Attach sanitized screw-top stopper to bottle. Slide rubber tubing no more than 1” into the stopper and place the other end in small bowl of sanitizer.  You’ve just made a “blow-off tube”.  It allows CO2 to escape.

Let sit for two or three days or until vigorous bubbling subsides. This is when fermentation is highest (You know fermentation has begun once the temperature approaches 50 degrees. The warmer the temperature, the faster the fermentation.). You may notice bubbles and foam at the top of the cider. After bubbling calms down, clean tubing and ready your airlock.

Sanitize, then re-assemble airlock, filling up to line with sanitizer.

Insert airlock into hole in stopper.  **Put water in the airlock. You will be able to monitor the progress of your fermentation by the bubbles you see created in your airlock.

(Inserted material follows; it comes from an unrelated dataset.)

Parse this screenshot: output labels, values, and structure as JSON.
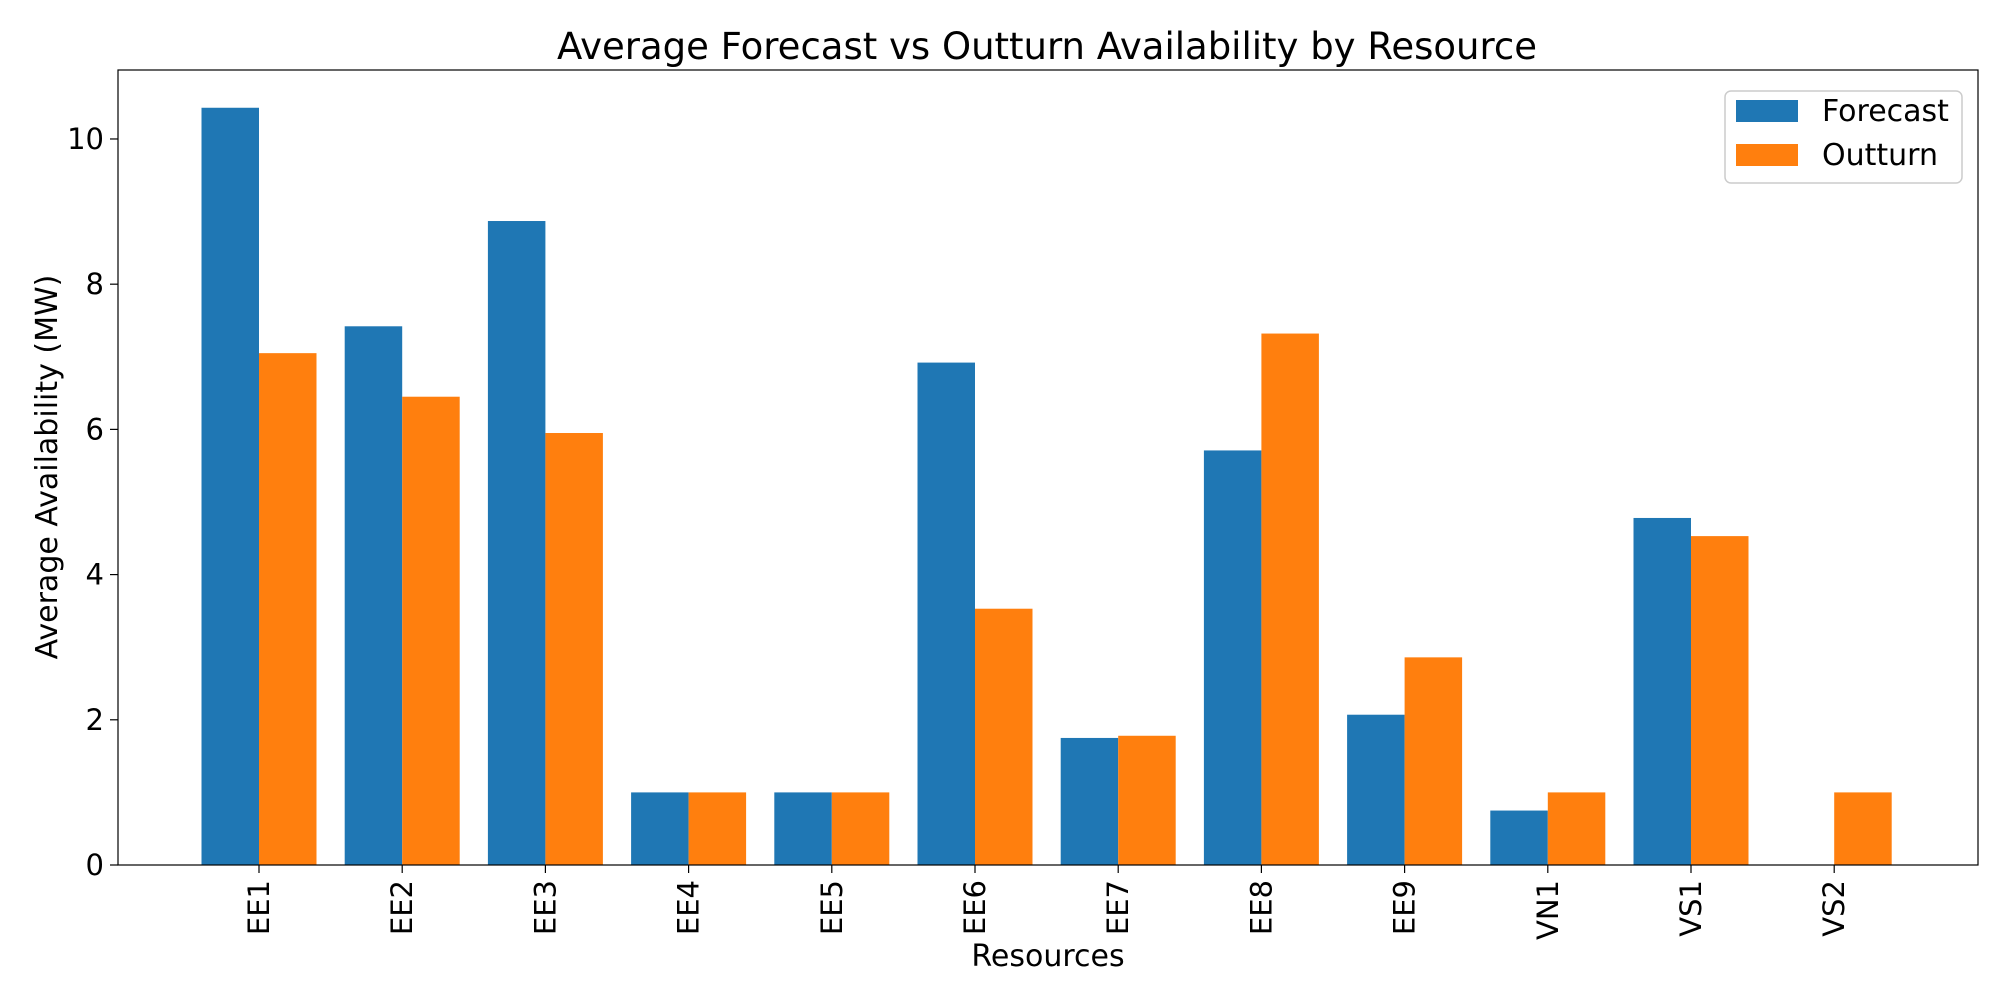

Keep at room temperature for two weeks without disturbing.  Taste after 14 days (by removing and then replacing the sanitized airlock) and taste until it is pleasantly balanced for your palate. 

Note:  When your cider has finished fermentation, you will notice debris in the bottom of the fermentation jug. This is a collection of dead yeast cells.  They are perfectly harmless, and may be consumed with the cider.

At this point you can bottle using the racking cane, tubing clamps, and syphoning gear. Or, do what I did and simply refrigerate to keep on hand for holiday entertaining.  Your hard cider will keep in the refrigerator for weeks; the higher the alcohol, the longer it will last.